Handcrafted by old-school shipbuilders and assembled on-site by a local family in Munho-ri, near Seoul, the Egg Chapel is a beautiful example of original architectural work constructed with the support of a local community. The small, non-denominational pilgrimage destination was designed by New York-based architect Andrew MacNair to provide an intimate space for weddings, baptisms and anniversaries in the South Korean town.
The wood parts were handcrafted by boat builders in Rhode Island and New York, and then shipped in 12 vertical sections to Inchon in South Korea. The Chapel is 30 feet high, 14 feet wide at the floor and 22 feet wide at its maximum girth. It is built on top of a concrete crypt — a structural foundation and underground quiet room. Supporting the base ring are 6 round concrete columns, which help anchor the wood chapel to the ground.

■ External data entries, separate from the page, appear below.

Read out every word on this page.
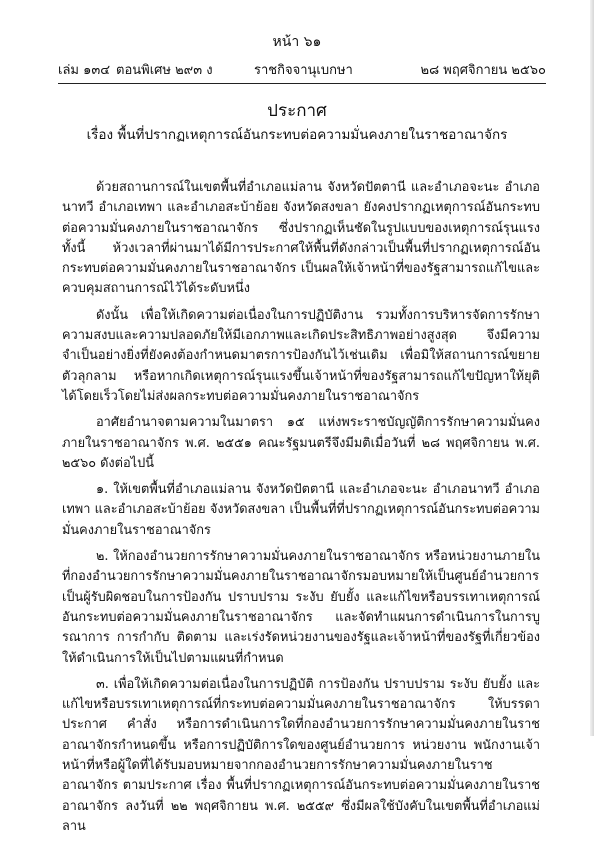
หน้า ๖๑
เล่ม ๑๓๔ ตอนพิเศษ ๒๙๓ ง	ราชกิจจานุเบกษา	๒๘ พฤศจิกายน ๒๕๖๐
ประกาศ
เรื่อง พื้นที่ปรากฏเหตุการณ์อันกระทบต่อความมั่นคงภายในราชอาณาจักร

ด้วยสถานการณ์ในเขตพื้นที่อำเภอแม่ลาน จังหวัดปัตตานี และอำเภอจะนะ อำเภอนาทวี อำเภอเทพา และอำเภอสะบ้าย้อย จังหวัดสงขลา ยังคงปรากฏเหตุการณ์อันกระทบต่อความมั่นคงภายในราชอาณาจักร ซึ่งปรากฏเห็นชัดในรูปแบบของเหตุการณ์รุนแรง ทั้งนี้ ห้วงเวลาที่ผ่านมาได้มีการประกาศให้พื้นที่ดังกล่าวเป็นพื้นที่ปรากฏเหตุการณ์อันกระทบต่อความมั่นคงภายในราชอาณาจักร เป็นผลให้เจ้าหน้าที่ของรัฐสามารถแก้ไขและควบคุมสถานการณ์ไว้ได้ระดับหนึ่ง

ดังนั้น เพื่อให้เกิดความต่อเนื่องในการปฏิบัติงาน รวมทั้งการบริหารจัดการรักษาความสงบและความปลอดภัยให้มีเอกภาพและเกิดประสิทธิภาพอย่างสูงสุด จึงมีความจำเป็นอย่างยิ่งที่ยังคงต้องกำหนดมาตรการป้องกันไว้เช่นเดิม เพื่อมิให้สถานการณ์ขยายตัวลุกลาม หรือหากเกิดเหตุการณ์รุนแรงขึ้นเจ้าหน้าที่ของรัฐสามารถแก้ไขปัญหาให้ยุติได้โดยเร็วโดยไม่ส่งผลกระทบต่อความมั่นคงภายในราชอาณาจักร

อาศัยอำนาจตามความในมาตรา ๑๕ แห่งพระราชบัญญัติการรักษาความมั่นคงภายในราชอาณาจักร พ.ศ. ๒๕๕๑ คณะรัฐมนตรีจึงมีมติเมื่อวันที่ ๒๘ พฤศจิกายน พ.ศ. ๒๕๖๐ ดังต่อไปนี้

๑. ให้เขตพื้นที่อำเภอแม่ลาน จังหวัดปัตตานี และอำเภอจะนะ อำเภอนาทวี อำเภอเทพา และอำเภอสะบ้าย้อย จังหวัดสงขลา เป็นพื้นที่ที่ปรากฏเหตุการณ์อันกระทบต่อความมั่นคงภายในราชอาณาจักร

๒. ให้กองอำนวยการรักษาความมั่นคงภายในราชอาณาจักร หรือหน่วยงานภายในที่กองอำนวยการรักษาความมั่นคงภายในราชอาณาจักรมอบหมายให้เป็นศูนย์อำนวยการเป็นผู้รับผิดชอบในการป้องกัน ปราบปราม ระงับ ยับยั้ง และแก้ไขหรือบรรเทาเหตุการณ์อันกระทบต่อความมั่นคงภายในราชอาณาจักร และจัดทำแผนการดำเนินการในการบูรณาการ การกำกับ ติดตาม และเร่งรัดหน่วยงานของรัฐและเจ้าหน้าที่ของรัฐที่เกี่ยวข้อง ให้ดำเนินการให้เป็นไปตามแผนที่กำหนด

๓. เพื่อให้เกิดความต่อเนื่องในการปฏิบัติ การป้องกัน ปราบปราม ระงับ ยับยั้ง และแก้ไขหรือบรรเทาเหตุการณ์ที่กระทบต่อความมั่นคงภายในราชอาณาจักร ให้บรรดาประกาศ คำสั่ง หรือการดำเนินการใดที่กองอำนวยการรักษาความมั่นคงภายในราชอาณาจักรกำหนดขึ้น หรือการปฏิบัติการใดของศูนย์อำนวยการ หน่วยงาน พนักงานเจ้าหน้าที่หรือผู้ใดที่ได้รับมอบหมายจากกองอำนวยการรักษาความมั่นคงภายในราชอาณาจักร ตามประกาศ เรื่อง พื้นที่ปรากฏเหตุการณ์อันกระทบต่อความมั่นคงภายในราชอาณาจักร ลงวันที่ ๒๒ พฤศจิกายน พ.ศ. ๒๕๕๙ ซึ่งมีผลใช้บังคับในเขตพื้นที่อำเภอแม่ลาน
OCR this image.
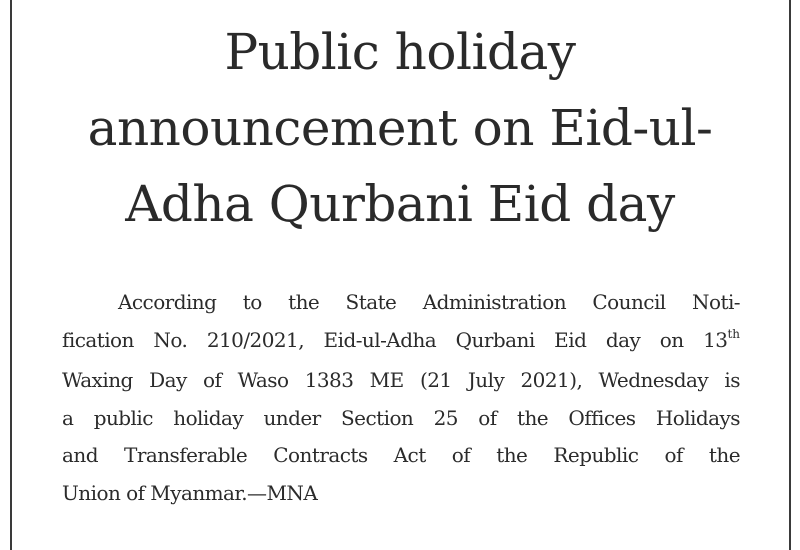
Public holiday
announcement on Eid-ul-
Adha Qurbani Eid day
According to the State Administration Council Noti-
fication No. 210/2021, Eid-ul-Adha Qurbani Eid day on 13th
Waxing Day of Waso 1383 ME (21 July 2021), Wednesday is
a public holiday under Section 25 of the Offices Holidays
and Transferable Contracts Act of the Republic of the
Union of Myanmar.—MNA
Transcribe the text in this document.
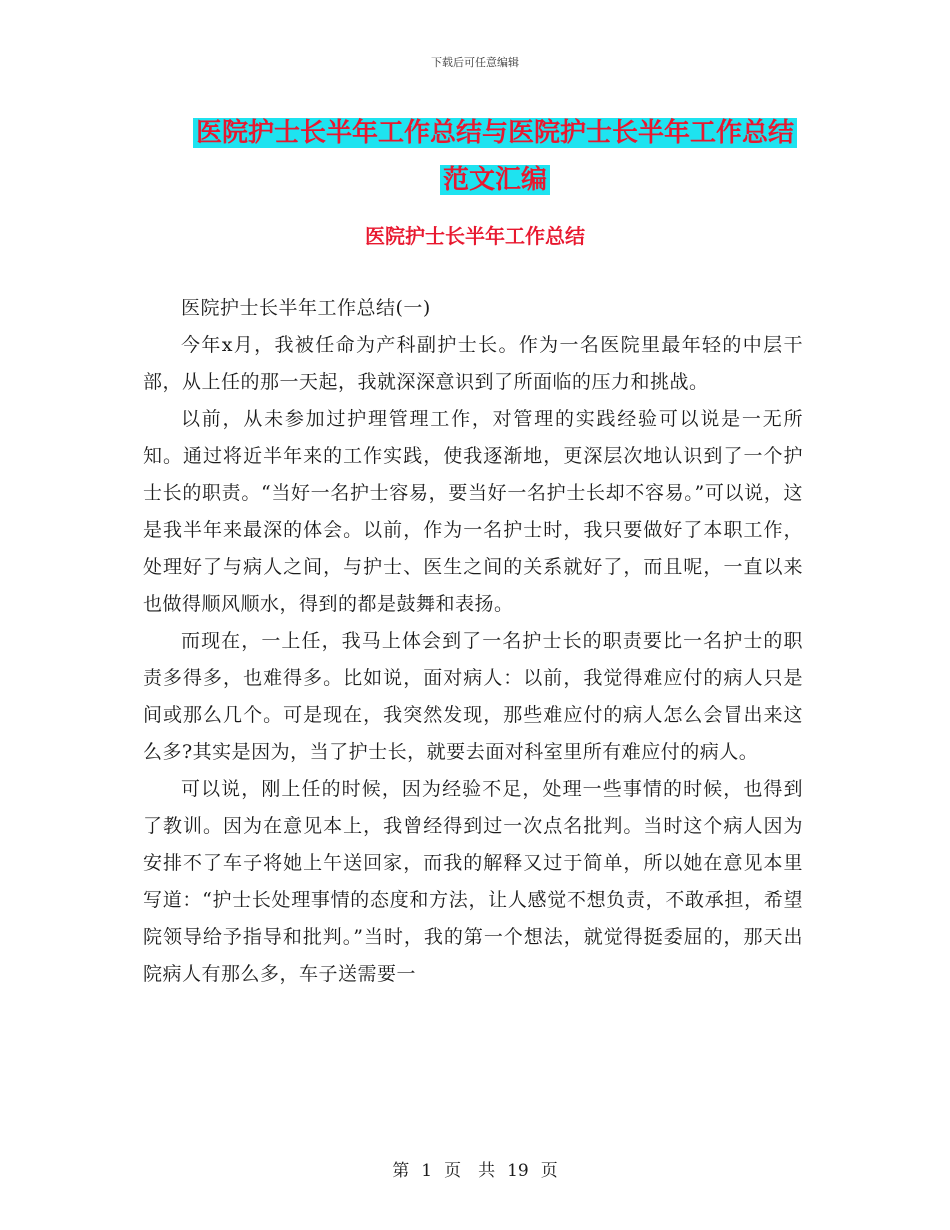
下载后可任意编辑
医院护士长半年工作总结与医院护士长半年工作总结
范文汇编
医院护士长半年工作总结

医院护士长半年工作总结(一)

今年x月，我被任命为产科副护士长。作为一名医院里最年轻的中层干部，从上任的那一天起，我就深深意识到了所面临的压力和挑战。

以前，从未参加过护理管理工作，对管理的实践经验可以说是一无所知。通过将近半年来的工作实践，使我逐渐地，更深层次地认识到了一个护士长的职责。“当好一名护士容易，要当好一名护士长却不容易。”可以说，这是我半年来最深的体会。以前，作为一名护士时，我只要做好了本职工作，处理好了与病人之间，与护士、医生之间的关系就好了，而且呢，一直以来也做得顺风顺水，得到的都是鼓舞和表扬。

而现在，一上任，我马上体会到了一名护士长的职责要比一名护士的职责多得多，也难得多。比如说，面对病人：以前，我觉得难应付的病人只是间或那么几个。可是现在，我突然发现，那些难应付的病人怎么会冒出来这么多?其实是因为，当了护士长，就要去面对科室里所有难应付的病人。

可以说，刚上任的时候，因为经验不足，处理一些事情的时候，也得到了教训。因为在意见本上，我曾经得到过一次点名批判。当时这个病人因为安排不了车子将她上午送回家，而我的解释又过于简单，所以她在意见本里写道：“护士长处理事情的态度和方法，让人感觉不想负责，不敢承担，希望院领导给予指导和批判。”当时，我的第一个想法，就觉得挺委屈的，那天出院病人有那么多，车子送需要一

第 1 页　共 19 页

Situated high in the mountains of Yangpyeong County, the chapel entrance faces south so that direct afternoon sunlight can illuminate the structure’s center and bathe the altar in daylight. The position of the openings and the sheltering cylindrical shape reinforce the spiritual experience of the space. The intimate atmosphere is enriched by spiritual symbolism within the architectural design itself; the egg as the “seed of life“, a symbol of birth and rebirth which transforms the an apparently lifeless object out of which comes life.